The desmoplakin tail domain position in the desmosomal plaque is isoform dependent.

Desmoplakin (DP, also known as DSP) is a key protein in desmosomes, cell-cell junctions that provide mechanical integrity to the skin and heart. DP has three isoforms, DPI, DPIa and DPII, which differ only in the length of their central rod domain and arise from alternative splicing. Alterations of tissue-specific DP isoform expression underlie rare skin and heart diseases. Desmosomes are macromolecular complexes, and their protein architecture is essential for physiological function.
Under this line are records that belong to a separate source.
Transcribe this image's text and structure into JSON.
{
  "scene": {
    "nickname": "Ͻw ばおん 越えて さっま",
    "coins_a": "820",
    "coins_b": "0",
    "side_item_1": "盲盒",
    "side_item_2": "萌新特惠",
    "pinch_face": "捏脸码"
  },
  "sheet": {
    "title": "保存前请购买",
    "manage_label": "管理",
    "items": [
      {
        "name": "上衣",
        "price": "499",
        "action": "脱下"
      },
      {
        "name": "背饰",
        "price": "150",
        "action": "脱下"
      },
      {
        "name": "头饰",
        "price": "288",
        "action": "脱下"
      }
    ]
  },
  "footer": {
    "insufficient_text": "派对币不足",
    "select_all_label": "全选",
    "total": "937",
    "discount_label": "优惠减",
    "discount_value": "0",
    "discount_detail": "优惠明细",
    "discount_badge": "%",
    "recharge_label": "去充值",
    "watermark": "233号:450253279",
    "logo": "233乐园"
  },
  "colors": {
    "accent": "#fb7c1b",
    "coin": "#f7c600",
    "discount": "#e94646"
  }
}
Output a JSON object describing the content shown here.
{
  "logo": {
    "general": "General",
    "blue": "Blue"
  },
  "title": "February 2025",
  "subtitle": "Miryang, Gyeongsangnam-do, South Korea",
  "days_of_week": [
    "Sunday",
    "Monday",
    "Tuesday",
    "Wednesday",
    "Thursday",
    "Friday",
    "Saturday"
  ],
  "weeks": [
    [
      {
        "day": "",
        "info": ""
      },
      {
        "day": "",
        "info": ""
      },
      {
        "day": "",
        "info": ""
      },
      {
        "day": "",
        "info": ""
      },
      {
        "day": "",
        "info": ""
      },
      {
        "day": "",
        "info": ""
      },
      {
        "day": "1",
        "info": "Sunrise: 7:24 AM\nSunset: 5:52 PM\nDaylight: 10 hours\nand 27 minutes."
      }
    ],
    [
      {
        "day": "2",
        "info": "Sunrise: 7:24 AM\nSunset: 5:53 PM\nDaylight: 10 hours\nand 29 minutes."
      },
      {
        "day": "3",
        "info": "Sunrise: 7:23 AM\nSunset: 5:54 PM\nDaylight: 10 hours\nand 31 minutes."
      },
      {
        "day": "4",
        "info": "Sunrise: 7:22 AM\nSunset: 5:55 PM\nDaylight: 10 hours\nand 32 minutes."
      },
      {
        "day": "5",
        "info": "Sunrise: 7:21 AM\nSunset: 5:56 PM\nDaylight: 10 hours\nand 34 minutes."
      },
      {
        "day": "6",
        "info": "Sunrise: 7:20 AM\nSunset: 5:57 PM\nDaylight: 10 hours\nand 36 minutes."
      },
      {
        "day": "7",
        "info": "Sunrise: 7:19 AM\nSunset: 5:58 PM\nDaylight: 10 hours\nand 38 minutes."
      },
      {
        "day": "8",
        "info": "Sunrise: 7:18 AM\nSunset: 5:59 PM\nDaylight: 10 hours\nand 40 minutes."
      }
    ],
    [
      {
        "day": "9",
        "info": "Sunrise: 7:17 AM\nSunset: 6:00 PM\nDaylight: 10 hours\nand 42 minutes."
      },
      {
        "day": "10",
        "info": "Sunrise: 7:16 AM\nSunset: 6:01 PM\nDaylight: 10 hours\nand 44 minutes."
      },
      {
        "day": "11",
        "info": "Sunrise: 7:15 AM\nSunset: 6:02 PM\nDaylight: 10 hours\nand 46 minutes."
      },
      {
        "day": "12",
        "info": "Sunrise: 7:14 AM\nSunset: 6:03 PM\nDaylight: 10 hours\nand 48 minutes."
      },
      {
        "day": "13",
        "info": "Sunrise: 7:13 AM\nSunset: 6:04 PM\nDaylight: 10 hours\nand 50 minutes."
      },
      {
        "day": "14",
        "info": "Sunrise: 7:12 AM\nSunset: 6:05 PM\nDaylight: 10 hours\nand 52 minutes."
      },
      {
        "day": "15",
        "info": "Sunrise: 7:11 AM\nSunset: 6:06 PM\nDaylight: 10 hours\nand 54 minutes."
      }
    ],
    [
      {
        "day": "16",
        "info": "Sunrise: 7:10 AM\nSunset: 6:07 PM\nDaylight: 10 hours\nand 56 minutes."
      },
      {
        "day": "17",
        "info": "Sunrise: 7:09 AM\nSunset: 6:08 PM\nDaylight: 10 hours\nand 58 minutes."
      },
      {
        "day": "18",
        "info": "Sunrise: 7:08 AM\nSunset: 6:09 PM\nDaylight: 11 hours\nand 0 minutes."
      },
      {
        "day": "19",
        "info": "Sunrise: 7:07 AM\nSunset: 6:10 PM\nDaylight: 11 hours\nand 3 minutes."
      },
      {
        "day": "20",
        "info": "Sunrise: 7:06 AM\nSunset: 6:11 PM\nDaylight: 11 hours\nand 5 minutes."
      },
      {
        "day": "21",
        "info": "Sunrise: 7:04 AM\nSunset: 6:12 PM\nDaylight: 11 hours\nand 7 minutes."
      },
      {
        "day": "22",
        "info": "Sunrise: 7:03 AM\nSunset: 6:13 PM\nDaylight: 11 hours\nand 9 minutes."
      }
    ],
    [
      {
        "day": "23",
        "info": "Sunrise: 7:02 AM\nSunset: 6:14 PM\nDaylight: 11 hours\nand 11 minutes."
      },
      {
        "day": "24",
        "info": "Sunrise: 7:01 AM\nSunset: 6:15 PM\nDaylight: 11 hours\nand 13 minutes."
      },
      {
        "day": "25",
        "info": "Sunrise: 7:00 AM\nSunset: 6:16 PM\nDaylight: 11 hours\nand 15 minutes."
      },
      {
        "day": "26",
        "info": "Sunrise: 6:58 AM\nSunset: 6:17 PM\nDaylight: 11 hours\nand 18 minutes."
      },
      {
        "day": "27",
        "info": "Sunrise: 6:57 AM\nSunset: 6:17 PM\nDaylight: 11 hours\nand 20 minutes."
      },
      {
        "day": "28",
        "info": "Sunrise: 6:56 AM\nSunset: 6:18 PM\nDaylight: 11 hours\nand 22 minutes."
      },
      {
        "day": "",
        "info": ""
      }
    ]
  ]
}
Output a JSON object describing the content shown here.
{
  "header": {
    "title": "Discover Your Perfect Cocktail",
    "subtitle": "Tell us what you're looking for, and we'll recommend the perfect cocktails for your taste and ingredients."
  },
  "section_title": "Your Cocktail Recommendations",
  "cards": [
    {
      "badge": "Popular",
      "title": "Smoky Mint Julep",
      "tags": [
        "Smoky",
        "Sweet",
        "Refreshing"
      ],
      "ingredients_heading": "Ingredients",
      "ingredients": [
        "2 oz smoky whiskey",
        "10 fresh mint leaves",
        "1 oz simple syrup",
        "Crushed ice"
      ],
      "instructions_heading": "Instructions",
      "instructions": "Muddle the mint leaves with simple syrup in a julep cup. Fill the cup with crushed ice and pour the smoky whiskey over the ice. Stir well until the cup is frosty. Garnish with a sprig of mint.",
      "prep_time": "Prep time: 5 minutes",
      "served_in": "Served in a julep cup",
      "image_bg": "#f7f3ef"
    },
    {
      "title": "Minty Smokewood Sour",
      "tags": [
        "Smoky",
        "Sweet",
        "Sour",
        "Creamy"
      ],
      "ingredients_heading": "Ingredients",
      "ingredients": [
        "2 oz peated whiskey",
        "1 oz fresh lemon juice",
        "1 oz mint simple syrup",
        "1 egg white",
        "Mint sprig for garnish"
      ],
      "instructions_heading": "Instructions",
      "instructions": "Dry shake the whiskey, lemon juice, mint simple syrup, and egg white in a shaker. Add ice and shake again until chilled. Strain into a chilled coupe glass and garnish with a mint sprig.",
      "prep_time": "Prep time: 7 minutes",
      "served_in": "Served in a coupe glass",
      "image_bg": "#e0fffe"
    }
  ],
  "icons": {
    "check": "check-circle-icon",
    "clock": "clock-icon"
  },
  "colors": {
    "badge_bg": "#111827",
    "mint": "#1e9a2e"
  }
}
Here, we used direct stochastic optical reconstruction microscopy (dSTORM) to define the architectural arrangement of DPI, DPIa and DPII with a C-terminal mEGFP expressed in DP-knockout (KO) HaCaT cells. We show the DP tail domain position is isoform dependent and correlates with rod length. DPI has the longest rod domain, and its tail is farthest from the plasma membrane, whereas DPII has the shortest rod and is closest. This variable tail location architecture was conserved in wild-type HaCaT cells expressing both DPI and DPII. We propose a novel aligned angle model, with each DP isoform co-aligned at an acute angle relative to the plasma membrane. These results provide insight into how DP architecture supports desmosome function.